The man had opened the front door and was about to pass out when a sweet voice called: "Wait, oh, wait."

Turning, he saw a tiny figure in white flying toward him.

The little girl, all ready for bed, had caught sight of him and, for the moment, had escaped from her mother's attention.

The man shut the door and caught her up. Two dimpled arms went around his neck and the rosebud mouth was lifted to his lips.

Then the mother came and led her away while the man stood watching her as she went.

Would he ever dare touch those baby lips again he wondered. Could he, he asked himself, could he face again those baby eyes? Could he ever again bear the feeling of that soft little body in his arms?

At the farther end of the hall, she turned, and, seeing him still there, waved her hand with a merry call: "Good-bye, good-bye."

Then she passed from his sight and, in place of this little girl of rosy, dimpled, flesh, the startled man saw a dainty maiden of his Yesterdays, standing under a cherry tree with fallen petals of the delicate blossoms in her wayward hair, and with eyes that looked at him very gravely and a little frightened as, for the shaggy coated minister, he spoke the solemn words: "I pronounce you husband and wife and anything that God has done must never be done any different by anybody forever and ever, Amen." By some holy magic the kiss of the little girl became the kiss of his play wedding wife of the long ago.

Very slowly the man went up the stairs again to his room; there to spend the evening not as he had planned, when he was in the mastering grip of self, but safe in the quiet harbor of the Yesterdays where the storms of life break not or are felt only in those gentle ripples that scarce can stir the surface of the sea.

The fierce passion that had shaken the very soul of him passed on as the storm clouds pass.

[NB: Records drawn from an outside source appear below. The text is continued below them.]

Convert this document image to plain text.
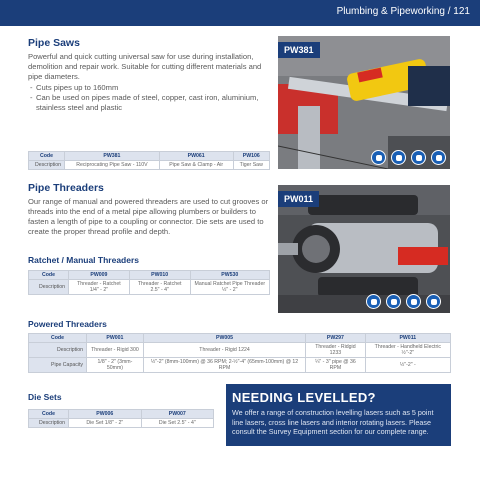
Plumbing & Pipeworking / 121
Pipe Saws

Powerful and quick cutting universal saw for use during installation, demolition and repair work. Suitable for cutting different materials and pipe diameters.

- Cuts pipes up to 160mm
- Can be used on pipes made of steel, copper, cast iron, aluminium, stainless steel and plastic
PW381
Code	PW381	PW061	PW106
Description	Reciprocating Pipe Saw - 110V	Pipe Saw & Clamp - Air	Tiger Saw
Pipe Threaders

Our range of manual and powered threaders are used to cut grooves or threads into the end of a metal pipe allowing plumbers or builders to fasten a length of pipe to a coupling or connector. Die sets are used to create the proper thread profile and depth.

PW011
Ratchet / Manual Threaders
Code	PW009	PW010	PW530
Description	Threader - Ratchet 1/4" - 2"	Threader - Ratchet 2.5" - 4"	Manual Ratchet Pipe Threader ½" - 2"
Powered Threaders
Code	PW001	PW005	PW297	PW011
Description	Threader - Rigid 300	Threader - Rigid 1224	Threader - Ridgid 1233	Threader - Handheld Electric ½"-2"
Pipe Capacity	1/8" - 2" (3mm-50mm)	½"-2" (8mm-100mm) @ 36 RPM; 2-½"-4" (65mm-100mm) @ 12 RPM	¼" - 3" pipe @ 36 RPM	½"-2" -
Die Sets
Code	PW006	PW007
Description	Die Set 1/8" - 2"	Die Set 2.5" - 4"
NEEDING LEVELLED?
We offer a range of construction levelling lasers such as 5 point line lasers, cross line lasers and interior rotating lasers. Please consult the Survey Equipment section for our complete range.
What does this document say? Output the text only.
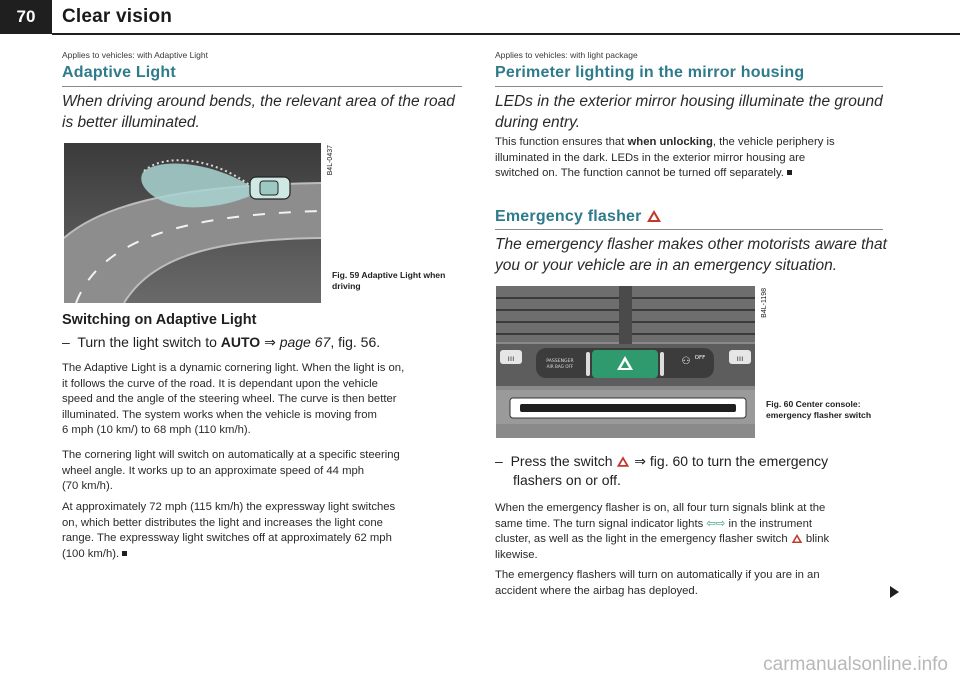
70	Clear vision
Applies to vehicles: with Adaptive Light
Adaptive Light
When driving around bends, the relevant area of the road is better illuminated.
B4L-0437
Fig. 59 Adaptive Light when driving
Switching on Adaptive Light
– Turn the light switch to AUTO ⇒ page 67, fig. 56.
The Adaptive Light is a dynamic cornering light. When the light is on,
it follows the curve of the road. It is dependant upon the vehicle
speed and the angle of the steering wheel. The curve is then better
illuminated. The system works when the vehicle is moving from
6 mph (10 km/) to 68 mph (110 km/h).
The cornering light will switch on automatically at a specific steering
wheel angle. It works up to an approximate speed of 44 mph
(70 km/h).
At approximately 72 mph (115 km/h) the expressway light switches
on, which better distributes the light and increases the light cone
range. The expressway light switches off at approximately 62 mph
(100 km/h).
Applies to vehicles: with light package
Perimeter lighting in the mirror housing
LEDs in the exterior mirror housing illuminate the ground during entry.
This function ensures that when unlocking, the vehicle periphery is
illuminated in the dark. LEDs in the exterior mirror housing are
switched on. The function cannot be turned off separately.
Emergency flasher
The emergency flasher makes other motorists aware that you or your vehicle are in an emergency situation.
ııı	ııı
PASSENGER
AIR BAG OFF	⚇ OFF
B4L-1198
Fig. 60 Center console: emergency flasher switch
– Press the switch  ⇒ fig. 60 to turn the emergency
flashers on or off.
When the emergency flasher is on, all four turn signals blink at the
same time. The turn signal indicator lights ⇦⇨ in the instrument
cluster, as well as the light in the emergency flasher switch  blink
likewise.
The emergency flashers will turn on automatically if you are in an
accident where the airbag has deployed.
carmanualsonline.info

In the calm of the days that were gone, he rested as one who has fought a good fight and, safe from out the turmoil and the danger, has come victoriously into the peace that passeth all understanding.

In the sweet companionship of his childhood mate, with the little girl who lived next door, the man found again, that night, his better self. In the boy of the long-ago, he found again his ideals of manhood. In his Yesterdays, he found strength to stand against the power of the temptation that assailed him.

Blessed, blessed Yesterdays!

* * * * *

It was the time of the first snow when, again, the woman sat alone in her room before the fire, with her door fast locked and the shades drawn close, even as on that other night—the night when her womanhood began in dreams.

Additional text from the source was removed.